Born in Pyongyang, Kim began competing internationally in 2018 and achieved early success at the junior level, including a silver medal in the girls' team event at the 2019 Asian Junior and Cadet Table Tennis Championships. In 2020 she began a three-year hiatus from international competition alongside the rest of the North Korean table tennis team, returning for the 2022 Asian Games held in 2023.

Like her mixed doubles partner Ri, Kim qualified for the 2024 Summer Olympics as an unranked and relatively unknown player, but the pair managed to advance to the mixed doubles final after defeating much higher-ranked opponents, including defending champions Japan, before losing to China. Later that year, she won the women's singles title at the Asian Table Tennis Championships.

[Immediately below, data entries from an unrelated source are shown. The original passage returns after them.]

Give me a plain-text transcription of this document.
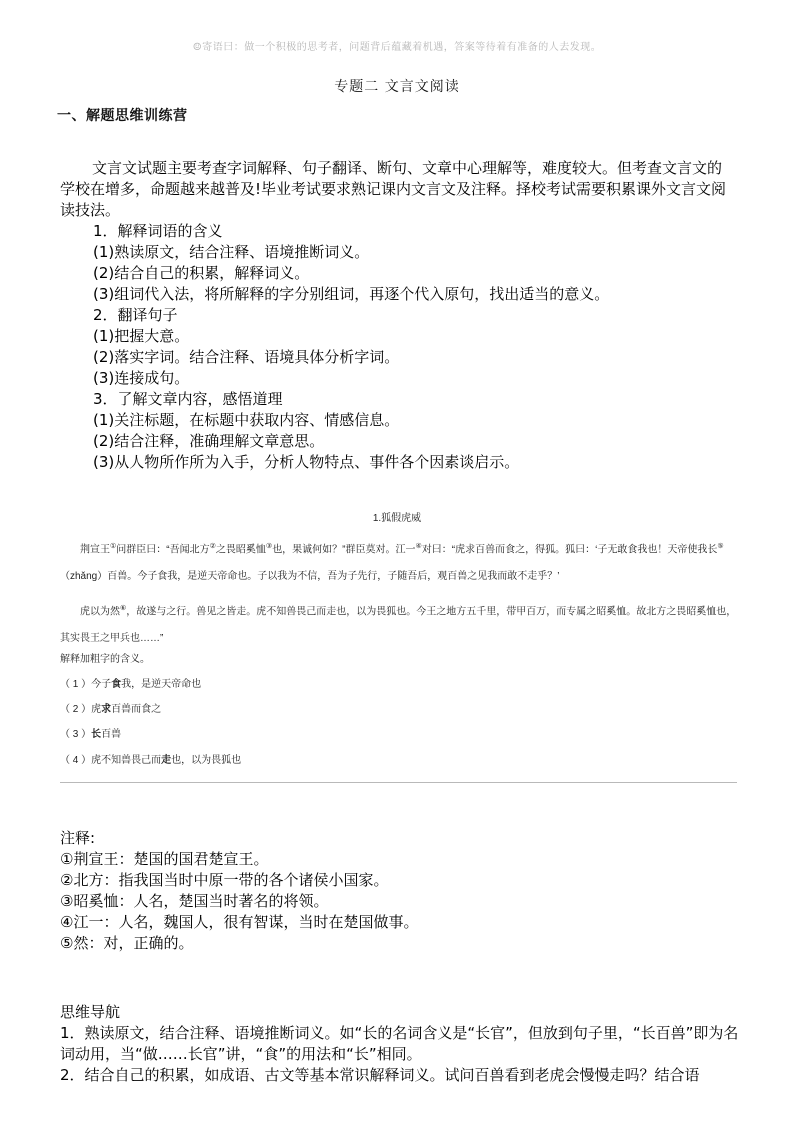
☺寄语曰：做一个积极的思考者，问题背后蕴藏着机遇，答案等待着有准备的人去发现。
专题二 文言文阅读
一、解题思维训练营
文言文试题主要考查字词解释、句子翻译、断句、文章中心理解等，难度较大。但考查文言文的学校在增多，命题越来越普及!毕业考试要求熟记课内文言文及注释。择校考试需要积累课外文言文阅读技法。
1．解释词语的含义
(1)熟读原文，结合注释、语境推断词义。
(2)结合自己的积累，解释词义。
(3)组词代入法，将所解释的字分别组词，再逐个代入原句，找出适当的意义。
2．翻译句子
(1)把握大意。
(2)落实字词。结合注释、语境具体分析字词。
(3)连接成句。
3．了解文章内容，感悟道理
(1)关注标题，在标题中获取内容、情感信息。
(2)结合注释，准确理解文章意思。
(3)从人物所作所为入手，分析人物特点、事件各个因素谈启示。
1.狐假虎威
荆宣王①问群臣曰：“吾闻北方②之畏昭奚恤③也，果诚何如？”群臣莫对。江一④对曰：“虎求百兽而食之，得狐。狐曰：‘子无敢食我也！天帝使我长⑤（zhǎng）百兽。今子食我，是逆天帝命也。子以我为不信，吾为子先行，子随吾后，观百兽之见我而敢不走乎？’
虎以为然⑥，故遂与之行。兽见之皆走。虎不知兽畏己而走也，以为畏狐也。今王之地方五千里，带甲百万，而专属之昭奚恤。故北方之畏昭奚恤也，其实畏王之甲兵也……”
解释加粗字的含义。
（ 1 ）今子食我，是逆天帝命也
（ 2 ）虎求百兽而食之
（ 3 ）长百兽
（ 4 ）虎不知兽畏己而走也，以为畏狐也
注释:
①荆宣王：楚国的国君楚宣王。
②北方：指我国当时中原一带的各个诸侯小国家。
③昭奚恤：人名，楚国当时著名的将领。
④江一：人名，魏国人，很有智谋，当时在楚国做事。
⑤然：对，正确的。
思维导航
1．熟读原文，结合注释、语境推断词义。如“长的名词含义是“长官”，但放到句子里，“长百兽”即为名词动用，当“做……长官”讲，“食”的用法和“长”相同。
2．结合自己的积累，如成语、古文等基本常识解释词义。试问百兽看到老虎会慢慢走吗？结合语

== Early international career (2018–2019) ==
Kim was born on 17 August 2001 in Pyongyang, North Korea. She is a left-handed attacker and uses the shakehand grip in table tennis.

She participated in her first two international competitions at the DPR Korea Open in 2018 and the Pyongyang Open in 2019. She played at the 2019 Asian Junior and Cadet Table Tennis Championships and won the silver medal in the girls' team event. Later that year, she competed in the World Junior Table Tennis Championships, reaching the semifinals in the girls' singles and girls' teams events.

== Return to international competition and Olympic debut (2023–2024) ==
Starting in 2020, North Korea's table tennis team stopped attending international competitions; they returned three years later for the 2022 Asian Games (held in 2023), where Kim competed in four events but did not win a medal. In April 2024, Kim and her mixed doubles partner Ri Jong Sik qualified for the 2024 Summer Olympics by defeating Spain in the ITTF World Olympic Qualification Tournament, 4–3.

Kim and Ri, unranked by the International Table Tennis Federation (ITTF) due to their limited experience in international competitions, were the last-ranked team in the Olympic mixed doubles competition and faced defending champion Japan – ranked second globally – in the opening round. In a major upset, the North Korean pair defeated Japan by a score of 4–1. The pair followed it up by defeating Sweden and then Hong Kong to reach the tournament finals against China. They were defeated in the finals, 4–2, and thus received the silver medal, becoming the first Olympic medal–winners from North Korea in eight years. After the tournament, the pair, having previously avoided the media, briefly answered questions at a press conference, with Kim noting: "We prepared a lot for the Olympics. We had a good performance but there are some regrets. We'll do better next time to win the gold."

Kim is noted for using a rare type of table tennis racket, featuring long pimpled rubber on the backside, which Reuters stated "caught many top players off guard" at the Olympics. Swedish player Kristian Karlsson noted: "Her serve gave me a lot of trouble. Some of them looked easy, but I missed them. The rubber she uses is very unusual among female players and almost nonexistent among male players."

Following their silver medal, Kim and Ri shared a selfie on the podium with their fellow medalists, including Lim Jong-hoon and Shin Yu-bin of South Korea. This was celebrated around the world as a moment of good sportsmanship, but reportedly led to criticism from the North Korean authorities, who according to Daily NK placed Kim and Ri under "ideological scrutiny" upon their return to the country.

== After the 2024 Summer Olympics ==
Kim saw further success in 2024 at that year's Asian Table Tennis Championships. She won silver with Ri once again in the mixed doubles event and defeated Japan's Miwa Harimoto in the finals of the women's singles event to earn her first gold medal and become the Women's Singles Asian Champion. The following year she competed in the same events at the 2025 World Table Tennis Championships, again partnering with Ri, but she did not reach the knockout stage of either event.